The book, which looks like it has very specific factual information about means of death, is being sold online through Exit International: a peaceful death is everyone’s right.

According to Exit,

In December 2006, the Office of Film and Literature Classification decided to provide The Peaceful Pill Handbook with a ‘Restricted Class 1’ Classification. This meant that althought the book was still a Prohibited Import and subject to seizure by Customs – the book could be published and distributed in Australia under strict controls.

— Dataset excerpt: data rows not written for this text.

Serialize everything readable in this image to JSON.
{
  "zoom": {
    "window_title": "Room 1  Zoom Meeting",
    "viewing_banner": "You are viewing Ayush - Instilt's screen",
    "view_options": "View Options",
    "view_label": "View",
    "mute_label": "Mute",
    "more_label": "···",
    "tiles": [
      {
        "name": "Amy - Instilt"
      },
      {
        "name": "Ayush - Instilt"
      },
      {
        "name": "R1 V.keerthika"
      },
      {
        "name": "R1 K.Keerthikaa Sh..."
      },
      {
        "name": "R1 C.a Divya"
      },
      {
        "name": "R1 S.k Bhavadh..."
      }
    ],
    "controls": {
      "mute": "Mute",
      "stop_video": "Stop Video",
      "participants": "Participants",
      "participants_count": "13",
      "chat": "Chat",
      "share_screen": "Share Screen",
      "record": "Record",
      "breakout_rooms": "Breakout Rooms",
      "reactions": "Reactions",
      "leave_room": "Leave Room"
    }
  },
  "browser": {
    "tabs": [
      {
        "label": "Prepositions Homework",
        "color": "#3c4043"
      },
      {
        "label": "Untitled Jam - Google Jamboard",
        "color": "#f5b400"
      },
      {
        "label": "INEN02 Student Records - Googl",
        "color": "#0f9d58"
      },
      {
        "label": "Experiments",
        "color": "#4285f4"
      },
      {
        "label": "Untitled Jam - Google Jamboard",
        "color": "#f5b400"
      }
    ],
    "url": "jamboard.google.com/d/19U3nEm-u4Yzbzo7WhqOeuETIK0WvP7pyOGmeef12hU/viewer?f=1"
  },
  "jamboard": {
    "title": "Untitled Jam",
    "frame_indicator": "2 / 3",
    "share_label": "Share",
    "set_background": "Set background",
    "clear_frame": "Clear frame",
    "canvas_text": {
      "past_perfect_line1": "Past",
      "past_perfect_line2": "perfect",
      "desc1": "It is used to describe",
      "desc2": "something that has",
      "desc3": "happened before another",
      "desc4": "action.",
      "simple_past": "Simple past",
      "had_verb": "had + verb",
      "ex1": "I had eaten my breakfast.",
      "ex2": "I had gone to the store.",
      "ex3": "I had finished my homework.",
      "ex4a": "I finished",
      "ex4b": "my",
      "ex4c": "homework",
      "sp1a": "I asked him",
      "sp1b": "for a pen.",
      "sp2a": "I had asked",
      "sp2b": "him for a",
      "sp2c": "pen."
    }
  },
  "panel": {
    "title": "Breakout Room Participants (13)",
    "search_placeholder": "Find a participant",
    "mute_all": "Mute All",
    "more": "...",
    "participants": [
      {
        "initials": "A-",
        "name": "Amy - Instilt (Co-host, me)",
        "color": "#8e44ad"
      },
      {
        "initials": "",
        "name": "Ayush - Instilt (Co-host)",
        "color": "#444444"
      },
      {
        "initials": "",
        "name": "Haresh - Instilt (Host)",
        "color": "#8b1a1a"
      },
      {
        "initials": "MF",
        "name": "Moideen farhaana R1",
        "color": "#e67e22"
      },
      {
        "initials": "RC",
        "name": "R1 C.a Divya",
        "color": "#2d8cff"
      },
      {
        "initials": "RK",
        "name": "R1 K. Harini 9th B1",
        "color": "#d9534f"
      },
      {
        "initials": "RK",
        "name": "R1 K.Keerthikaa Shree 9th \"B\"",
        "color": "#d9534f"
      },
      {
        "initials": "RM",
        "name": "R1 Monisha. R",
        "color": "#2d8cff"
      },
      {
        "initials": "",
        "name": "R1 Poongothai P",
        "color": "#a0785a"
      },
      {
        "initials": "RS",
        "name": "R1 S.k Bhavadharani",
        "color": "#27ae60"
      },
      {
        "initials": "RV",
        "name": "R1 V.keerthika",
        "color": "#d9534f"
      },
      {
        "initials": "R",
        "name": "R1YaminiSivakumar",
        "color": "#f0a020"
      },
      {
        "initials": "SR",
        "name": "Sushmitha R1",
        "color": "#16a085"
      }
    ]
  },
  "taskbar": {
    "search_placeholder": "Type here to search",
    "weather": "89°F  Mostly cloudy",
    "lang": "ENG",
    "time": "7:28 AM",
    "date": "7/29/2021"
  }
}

The International Edition, which is for sale in US and Canada is in its third print run. He again works with Dr Fiona Stewart, who co-authored his earlier book: “Killing me softly” voluntary euthanasia and the road to the Peaceful Pill, available through Amazon.

MY DILEMMA

I’m a philosophy subject librarian in a university that teaches an Ethics program, so I’m asking myself whether I’d recommend it for our shelves. My cop-out answer is that like all purchases, I’d check with the course controller, and then if I was still unsure, I’d ask my supervisor. OK – but what do I REALLY think?

CON

Our university is full of people in a turbulent time of their lives. Young males have the highest rate of suicide, and they make up a high proportion of our students. I know that traditional Australian media usually don’t report suicides (murder/suicides excepted) in fear of copy cat deaths. Maybe a book like Nitschke’s could be used for murder as well as suicide?

PRO

I believe part of my job involves protecting the right of my readers to make up their own minds, by offering all sides of the story – even those I don’t agree with. People are scared of suicide to an extent that they possibly block out signs of likely self harm in others, and this book might create understanding. Nitschke has stated that his position has been influenced by Dr Peter Singer, and this would illustrate a practical extension of the arguments of someone who is required reading by our students.

My mind weighs on the side of the PROs and my gut on the side of the CONs. Given my doubt, I’d purchase the book…we’re not a public library and what else are university libraries for if not to provide greater understanding? (But I wonder how I’d feel if I found it on one of my boy’s bedroom floor?)